On revient bien sûr sur la proximité exceptionnelle de Brett Kavanaugh avec la famille Bush, déjà signalée dans nos colonnes.
 

Brett Kavanaugh, proche de l’« Etablissement », favorable à l’ObamaCare

 
Pour ce qui est de l’ObamaCare – grosse pomme de discorde entre les électeurs de Donald Trump et les partis établis – Kavanaugh a jugé en faveur de la constitutionnalité du plan de santé universel mise en place sous le plus marxiste des présidents américains.

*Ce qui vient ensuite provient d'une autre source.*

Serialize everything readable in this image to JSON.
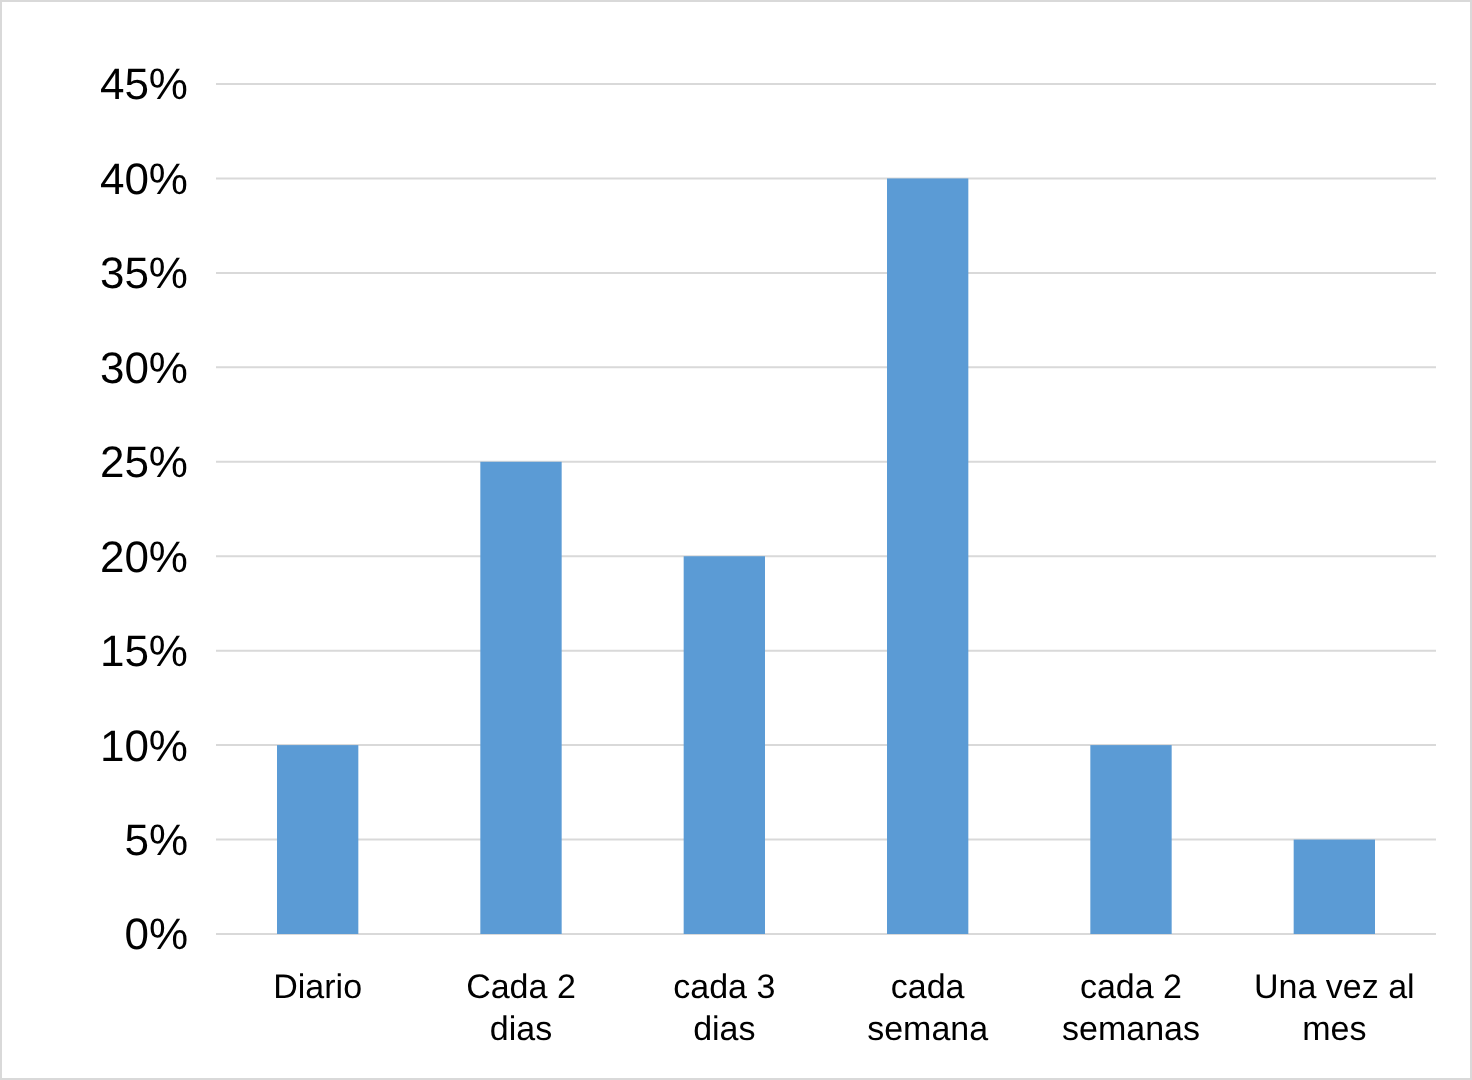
{
  "chart_data": {
    "type": "bar",
    "categories": [
      "Diario",
      "Cada 2 dias",
      "cada 3 dias",
      "cada semana",
      "cada 2 semanas",
      "Una vez al mes"
    ],
    "values": [
      10,
      25,
      20,
      40,
      10,
      5
    ],
    "color": "#5b9bd5",
    "ylim": [
      0,
      45
    ],
    "yticks": [
      {
        "value": 0,
        "label": "0%"
      },
      {
        "value": 5,
        "label": "5%"
      },
      {
        "value": 10,
        "label": "10%"
      },
      {
        "value": 15,
        "label": "15%"
      },
      {
        "value": 20,
        "label": "20%"
      },
      {
        "value": 25,
        "label": "25%"
      },
      {
        "value": 30,
        "label": "30%"
      },
      {
        "value": 35,
        "label": "35%"
      },
      {
        "value": 40,
        "label": "40%"
      },
      {
        "value": 45,
        "label": "45%"
      }
    ],
    "grid": "y"
  }
}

Pour le juge, qui avait eu à le connaître en tant que juge d’appel à Washington DC, la mise en place des innombrables textes créant l’ObamaCare pouvait « bien cadrer avec les compétences constitutionnelles du Congrès ». Il n’avait certes pas dit que dans son état actuel, l’ObamaCare était irréprochable, mais il ne relevait qu’un élément de la clause de taxation comme potentiellement problématique, et encore, de manière « relativement modeste ».
 
« Avec de telles déclarations, il semblerait que l’espoir de voir Brett Kavanaugh nettoyer le marécages demeure “relativement modeste” lui aussi », commente The New American.
 
Andrew Napolitano, ancien magistrat lui-même, professeur de droit et commentateur fréquent chez Fox News, s’est dit quant à lui déçu par la nomination de Kavanaugh. « Le président me déçoit car ce n’est pas le type d’homme qu’il avait promis de choisir. Le juge Gorsuch, lui, l’était bel et bien. Cette personne est au cœur même de cet Establishment de Washington DC dénoncé par le Président », a-t-il commenté lors d’un entretien sur Fox and Friends.
 

Trump nomme à la Cour suprême un homme de l’« Etablissement »

 
Les qualités professionnelles de Brett Kavanaugh sont de celles qui peuvent être déterminantes pour faire approuver sa nomination, et ce d’autant qu’il jouit du respect des conservateurs de Washington, note pour sa part American Conservative, qui voit en lui un homme « acceptable » par la « base Breitbart » de l’électorat de Donald Trump en même temps qu’il saura apaiser les caciques politiques.
 
Mais c’est inquiétant en soi. Il est à noter que dans le domaine de la surveillance, Brett Kavanaugh a rendu plusieurs décisions favorables à une politique de Big Brother. Il a donné une opinion favorable à une décision de la cour de Washington qui a refusé d’examiner un appel contre un jugement favorable à la collecte de métadonnées par le gouvernement sans mandat, décision pourtant évidemment anticonstitutionnelle.
 
Reconnaissant qu’il s’agit bien de recherches sans soupçons directs à l’égard d’une personne, le juge avait estimé que le gouvernement fédéral avait apporté la preuve de « besoins spéciaux » lui permettant de sortir du cadre normal d’action et de faire des intrusions sur la liberté individuelle.
 

Brett Kavanaugh, Trump et le marécage

 
Dans la même veine, Kavanaugh s’est dit favorable à l’immunité présidentielle, fait qui choque grandement outre-Atlantique. Son argument ? On aurait pu arrêter Oussama Bin Laden bien avant les attaques du 11 septembre 2001 si Bill Clinton avait pu se consacrer à la lutte contre le terroriste en chef plutôt que de devoir contrer les accusations qui ont conduit à son impeachment. Ce qui ne manque pas de sel lorsqu’on songe au rôle joué par la CIA dans la promotion de l’instabilité au Proche-Orient.
 
Pour les Américains favorables à une interprétation stricte de la constitution, cela reviendrait à donner une quasi toute-puissance au président fédéral.
 
Ce sont des éléments suffisants pour susciter des conseils bien intentionnés au Président en exercice que des sites de droite incitent à revoir son choix. Reste que tout est affaire d’équilibre : il faut aussi assurer l’acceptation de la nomination du nouveau juge dont le rôle va se révéler déterminant par le renversement de majorité qu’elle permet d’espérer à la Cour suprême.